A verdade enquanto conteúdo de disputa moral, caracterizada pela atribuição de sentidos e organização das ações humanas, é um fenômeno generalizável, comum ao sentido prático. No entanto, poderíamos acrescentar que somos convocados a defender a verdade contra a mentira, ou melhor, defender uma verdade contra outras pretensas e possíveis verdades que constituem múltiplos sentidos do social. Nesse caso, podemos tratar dessa agonística a partir daquilo que Haraway (2009, p. 51) descreveu como uma busca pela “[...] unidade-por-meio-da-dominação ou [...] a unidade-por-meio-da-incorporação [...]” (HARAWAY, 2009, p. 51), que articulam as justificações para o patriarcado, colonialismo, humanismo e outras formas de essencializar, universalizar e totalizar as experiências e categorias pensadas a partir de um único ponto de vista.

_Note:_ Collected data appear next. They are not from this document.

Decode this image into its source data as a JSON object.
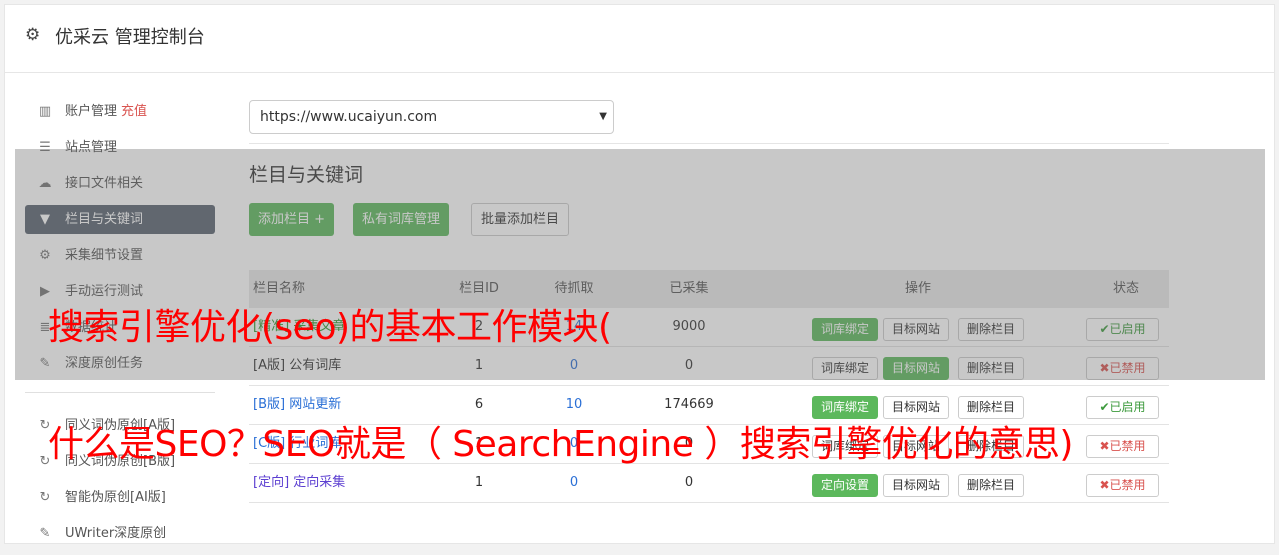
{
  "header": {
    "title": "优采云 管理控制台"
  },
  "sidebar": {
    "items": [
      {
        "label": "账户管理",
        "extra": "充值"
      },
      {
        "label": "站点管理"
      },
      {
        "label": "接口文件相关"
      },
      {
        "label": "栏目与关键词"
      },
      {
        "label": "采集细节设置"
      },
      {
        "label": "手动运行测试"
      },
      {
        "label": "数据统计"
      },
      {
        "label": "深度原创任务"
      }
    ],
    "items2": [
      {
        "label": "同义词伪原创[A版]"
      },
      {
        "label": "同义词伪原创[B版]"
      },
      {
        "label": "智能伪原创[AI版]"
      },
      {
        "label": "UWriter深度原创"
      }
    ]
  },
  "main": {
    "site_select": "https://www.ucaiyun.com",
    "section_title": "栏目与关键词",
    "buttons": {
      "add": "添加栏目 +",
      "private": "私有词库管理",
      "batch": "批量添加栏目"
    },
    "table": {
      "headers": [
        "栏目名称",
        "栏目ID",
        "待抓取",
        "已采集",
        "操作",
        "状态"
      ],
      "rows": [
        {
          "tag": "[精准]",
          "name": "采集文章",
          "id": "2",
          "pending": "14",
          "done": "9000",
          "op1": "词库绑定",
          "op2": "目标网站",
          "op3": "删除栏目",
          "status": "已启用"
        },
        {
          "tag": "[A版]",
          "name": "公有词库",
          "id": "1",
          "pending": "0",
          "done": "0",
          "op1": "词库绑定",
          "op2": "目标网站",
          "op3": "删除栏目",
          "status": "已禁用"
        },
        {
          "tag": "[B版]",
          "name": "网站更新",
          "id": "6",
          "pending": "10",
          "done": "174669",
          "op1": "词库绑定",
          "op2": "目标网站",
          "op3": "删除栏目",
          "status": "已启用"
        },
        {
          "tag": "[C版]",
          "name": "行业词库",
          "id": "1",
          "pending": "0",
          "done": "0",
          "op1": "词库绑定",
          "op2": "目标网站",
          "op3": "删除栏目",
          "status": "已禁用"
        },
        {
          "tag": "[定向]",
          "name": "定向采集",
          "id": "1",
          "pending": "0",
          "done": "0",
          "op1": "定向设置",
          "op2": "目标网站",
          "op3": "删除栏目",
          "status": "已禁用"
        }
      ]
    }
  },
  "overlay": {
    "line1": "搜索引擎优化(seo)的基本工作模块(",
    "line2": "什么是SEO？SEO就是（ SearchEngine ）搜索引擎优化的意思)"
  }
}
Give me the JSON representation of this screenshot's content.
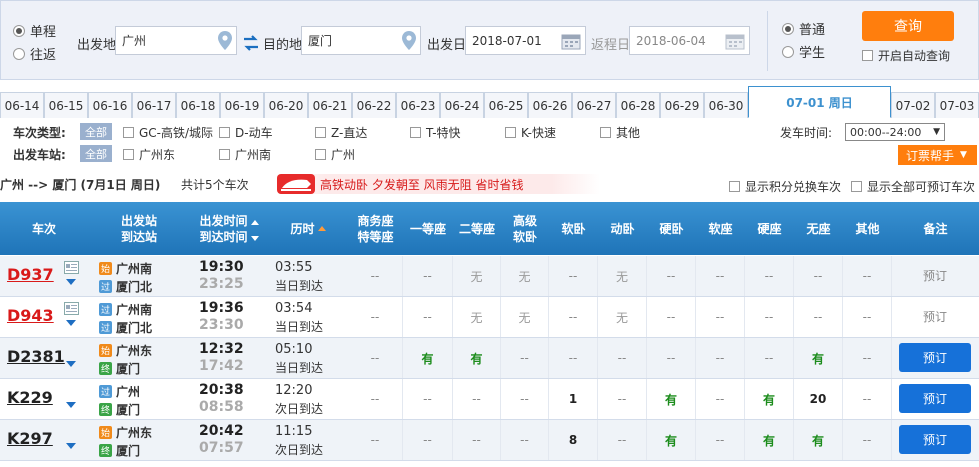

A sexualidade, primeiro dispositivo biopolítico, conforme destacou Foucault (1999), apresenta-se como um elemento central na condução de condutas subjetivadas no ocidente e que passou a ser mobilizada na organização das relações de poder, espaços e expectativas. Nesse enquadramento normativo tão ferozmente defendido por estes grupos conservadores investigados, ela passou a ser solapada por pretensos universalismos que buscam criar rupturas epistemológicas por intermédio da tentativa de desqualificar os estudos feministas produzidos ao longo do século XX com o propósito de comprometer a existência de diferentes formas de ser e maneiras de existir que escapam ao modelo heterossexual, bem como a composição binária do masculino e feminino. Essa pesquisa tentou destacar o uso do termo gênero e seu papel nessa guerra cultural deflagrada pelos cidadãos de bem contra a depravação moral pela qual tratam a ideia de corrupção.

 

A abstração dos sentidos empregados ao uso da noção de gênero pelos grupos bolsonaristas do WhatsApp revela uma estratégia cujo propósito é, em última instância, a modulação comportamental (TELES, 2018), visando fidelizar, mobilizar, organizar sentidos, justificações e ações contra aqueles inimigos — abstratos e difusos, situação que os tornam tão fracos — tais como gays, feministas, esquerdistas que são inferiorizados o tempo todo, em suma, as dissidências normativas —, e ao mesmo tempo tão fortes —, pois estão em todos os lugares, são professores, políticos, artistas etc. A luta pela verdade, sua defesa contra os demônios gays da esquerda, contra as feministas, são construídas por afinidades operadas pela essencialização e por uma suposta simplicidade de certo tipo de verdade que dá para sentir.

 

O papel do gênero nessa guerra é estruturado em favor de um estado natural das coisas. Envolve uma disputa pelo sentido de estabelecer relações de poder cujo esforço está em excluir, silenciar, invisibilizar a multiplicidade e riqueza humana, em nome de uma forma única de existir e de estar no mundo. Para tanto, mobilizam uma parcela da população como soldados nesta guerra cultural que, por meio dessas armas híbridas, como vídeos, memes, textos etc., instrumentalizam sentimentos, valendo-se da criação e difusão de fake news, ou ainda, da construção de associações simplistas acerca dos mais diversos fenômenos sociais, criando inimigos reduzidos à representação do mal, pois compreendem que “[...] a guerra cultural também é uma guerra espiritual” (KREEFT, 2017, p. 29). Por isso, o desejo de morte, de ataque físico, o sentimento de ofensa, todos atrelados à própria existência física dessa vida que não merece ser vida.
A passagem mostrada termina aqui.